String literal in Move

Hello! Are you going to add support for UTF-8 (or maybe ASCII) string literals in Move? From what I’ve seen in standard library, only x"..." is supported. Will there be another way to create new vector<u8>?

1 Like

A string type for the source language has been our our wishlist, but we haven’t gotten to it yet. Specifically, we would like to add something like Rust-style byte string literals. We would be more than happy to accept this as a contribution if you are willing or know someone that would be! https://github.com/libra/libra/pull/3131 might be a helpful guide.

2 Likes

Thanks for response! I think I know the right guy for this job. :smirk:

Could you provide some details on how this is supposed to work? Let’s say I use Rust-like byte literal: b'sam', what value would vector store? Would it be ASCII-encoded (and one symbol = 1 byte)? Or is there a place for experiments with UTF?

I suggest doing this incrementally and starting with something simple. We’ve been planning for a byte string literal syntax similar to Rust (b”….”). We can split this into 2 steps:

  1. ASCII strings with no escapes. Change the find_token function in language/move-lang/src/parser/lexer.rs to recognize both b”…” and x”…” as ByteStringValue tokens. Then, change the parse_byte_string function in language/move-lang/src/parser/syntax.rs to check for the “b” prefix (instead of asserting that it is “x”) and read the string of characters as a byte vector. I think that’s all, but of course, you should also add some tests in language/move-lang/tests/move_check/parser/.
  2. Add support for escape sequences: “\n”, “\t”, “\r”, “\0”, “\\”, “\”” and byte escapes (“\x52”). The lexer will need to check for escaped quote characters when scanning to find the end of a string token, and the parser will need to process the different escape sequences when converting to byte values. This shouldn’t be too hard.

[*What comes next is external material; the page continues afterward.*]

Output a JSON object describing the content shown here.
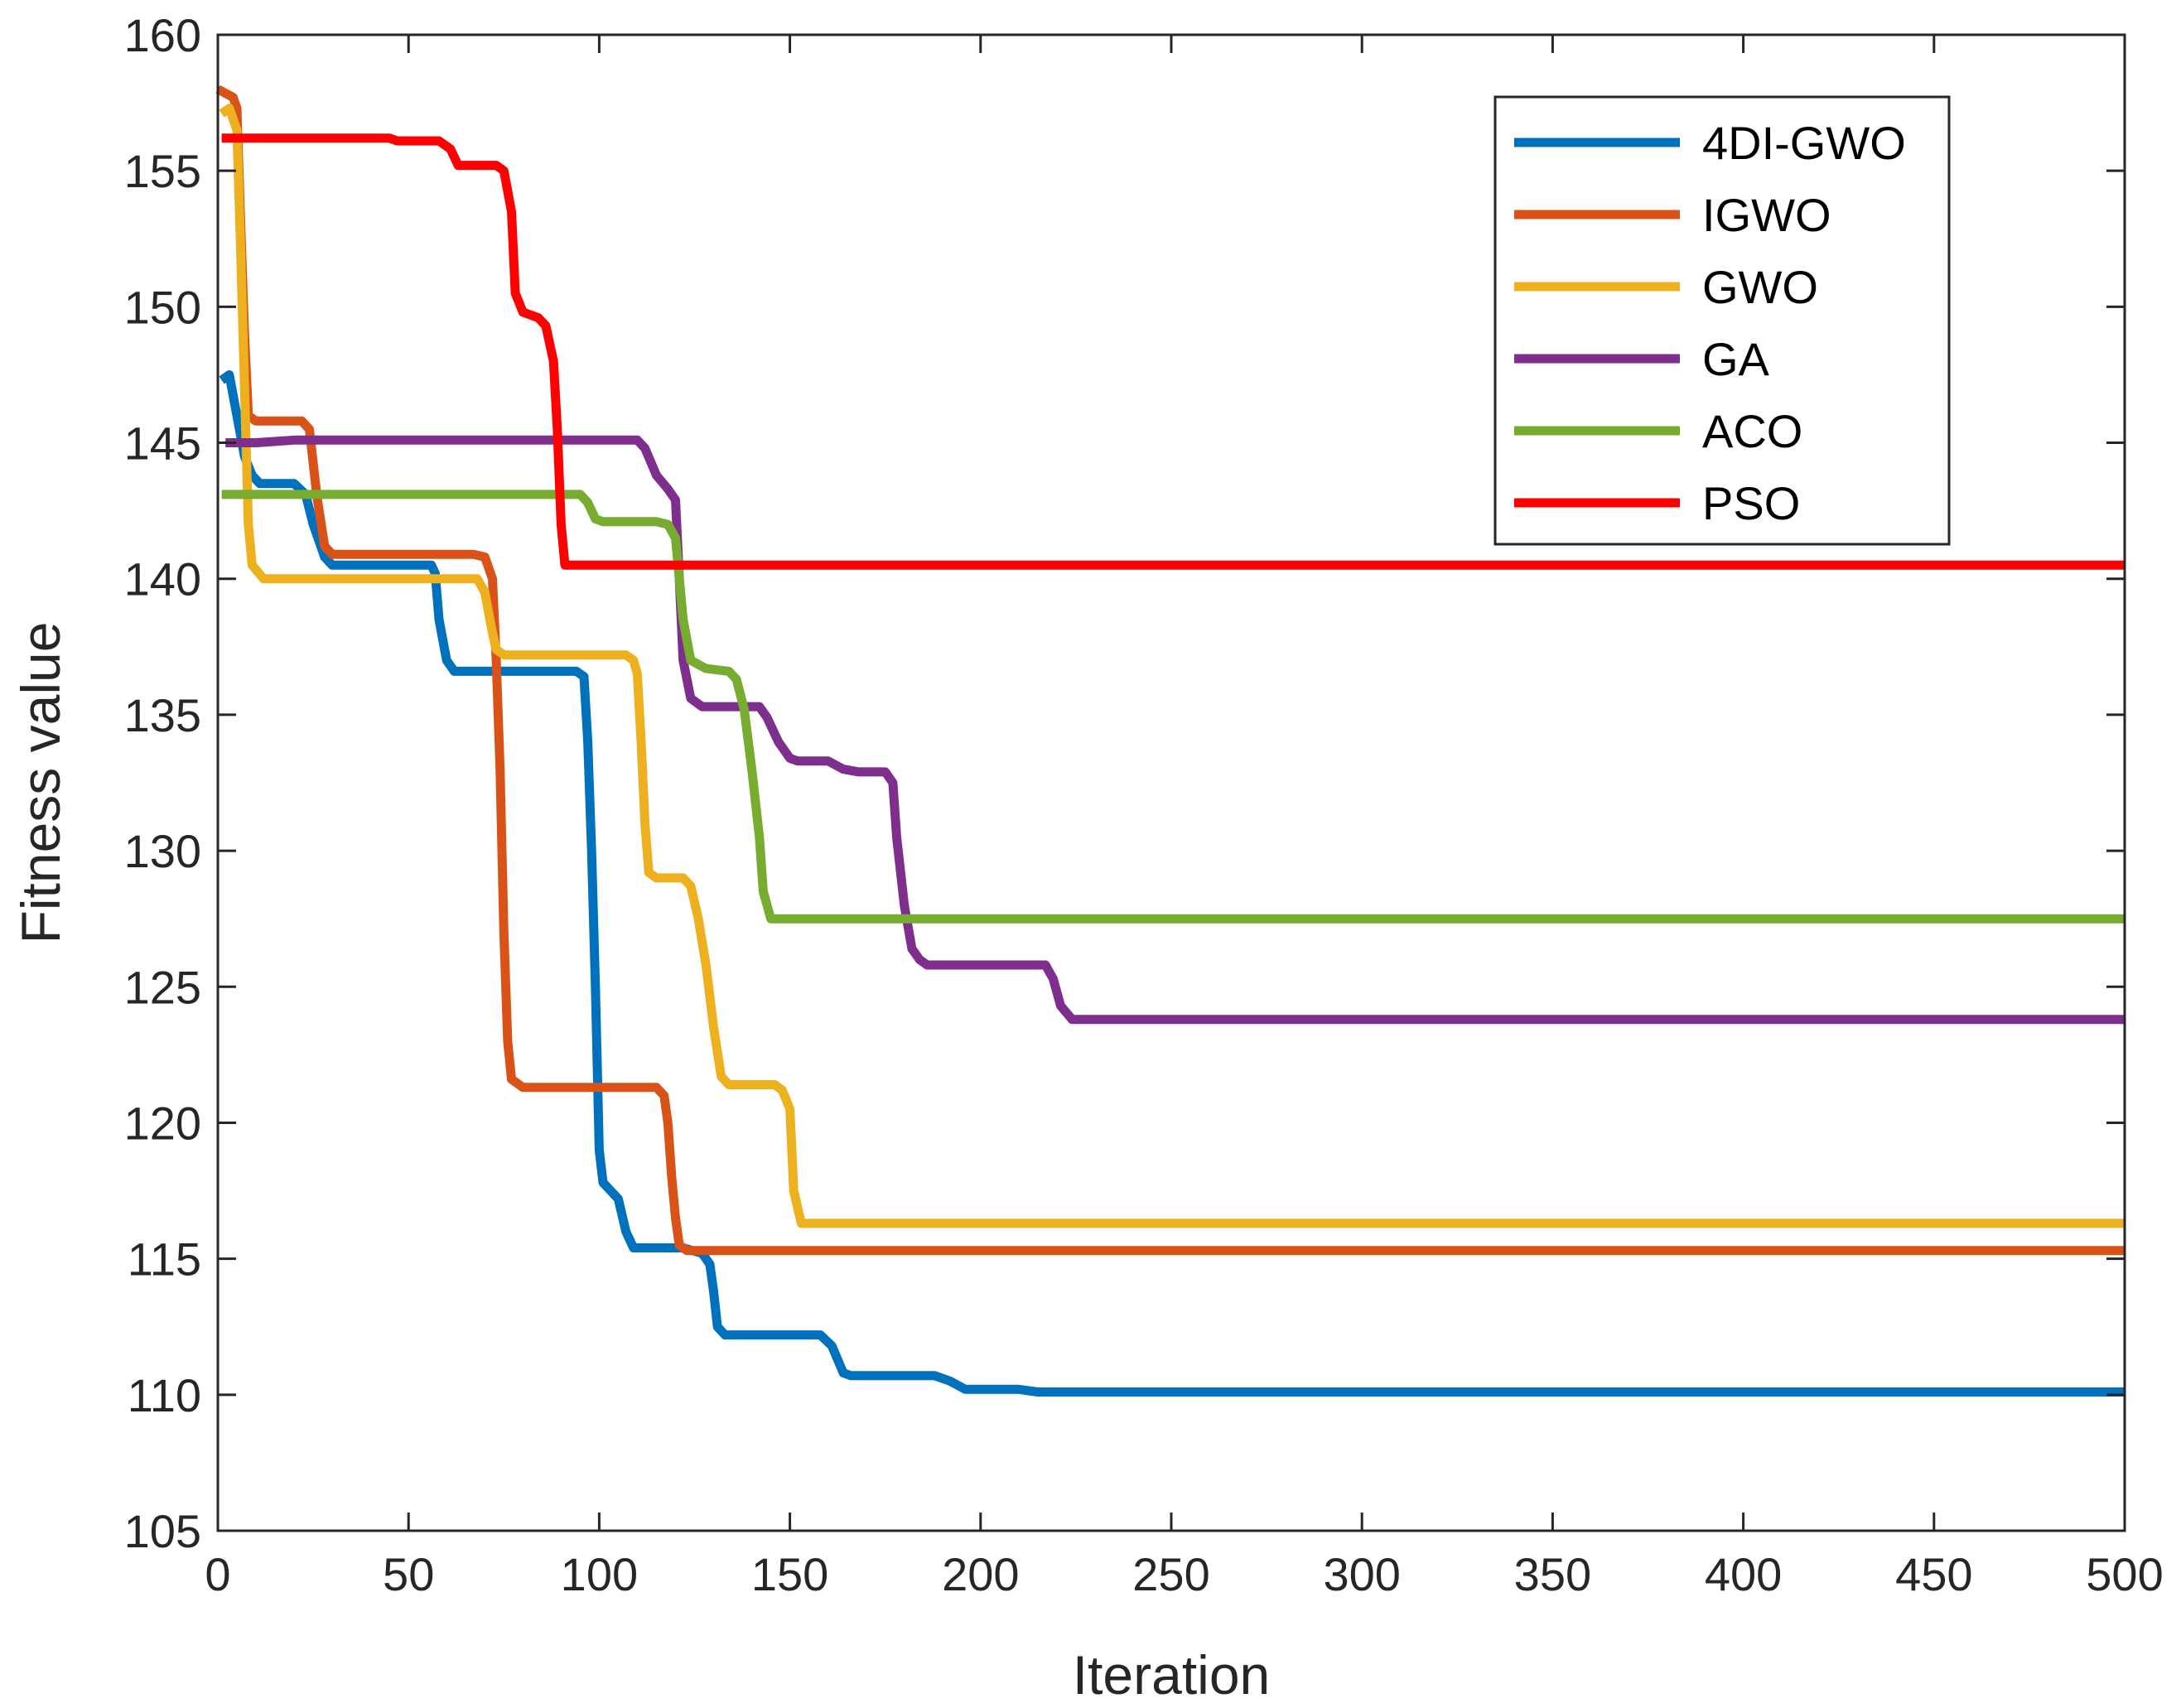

As far as UTF-8 goes, the Move input character encoding is ASCII right now and we don’t have plans to change that anytime soon. Of course you can still encode arbitrary Unicode characters in a UTF-8 string by specifying the raw byte values. We could also add support for 24-bit Unicode codepoint escapes (“\u{abc123}”), where the compiler would know how to encode those to UTF-8, but we’ve been hesitant to explicitly support Unicode, since it raises a lot of complexity. Even without any string operations, there are questions of whether to normalize strings when there are multiple ways of encoding the same character.

2 Likes